The problem with picture quality can possibly be caused by several factors. Customers fail to remember this is a 480 TVL camera system. As with televisions, 480 lines is not high definition. Although the DVR supports HDMI, this connection is showing images that aren’t HD. So no matter what you use for viewing, the images will always be 480 TVL.
Faded color can have something to do with camera placement and the amount of light reaching the camera lens. The same holds true with night vision. Night vision can work for up to 50 feet. But the more ambient light around, the better and further the night vision will work. In this case, low light is more helpful than having no light at all.
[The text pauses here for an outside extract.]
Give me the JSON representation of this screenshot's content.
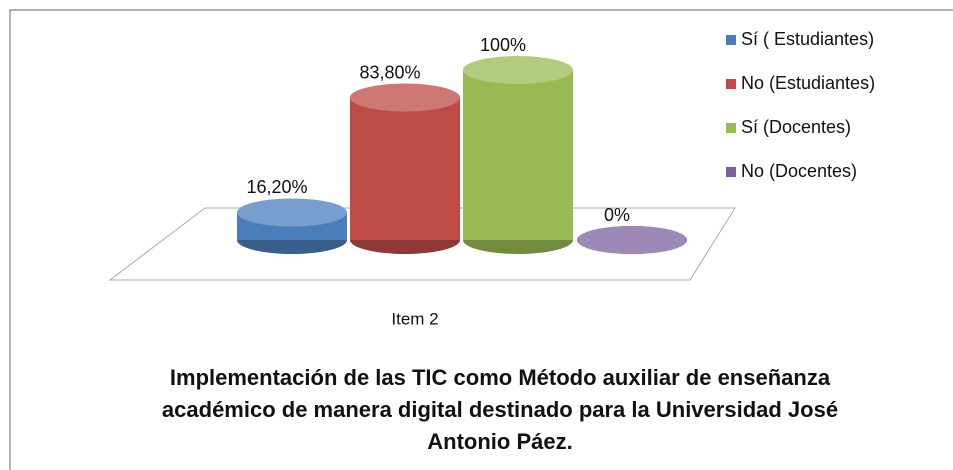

This is a bundled package which has several benefits over buying individual components. The biggest benefit is overall cost savings. When comparing this system with the cost of the DVR alone, it is easy to see the savings. With an added $70 to $100 to the price, all the cameras, wires, and hardware are included. Plus, there is no need to spend time searching for the additional cameras and hardware needed. If this search would involve going to another store locally, the added cost in gas could be a consideration.
The Choice Is Clear
Overall, the Q-See QT228-8B5-5 Security Surveillance DVR System is a very good choice especially for someone who has never installed or used a surveillance system before. The included cameras, wiring, and mounting hardware make it simple enough that a complete novice can install and setup in just a few hours. But the system is powerful enough to allow more advanced users to benefit from the extra features. Using this system, anyone can arm themselves with a relatively inexpensive tool to protect their family, home, and property.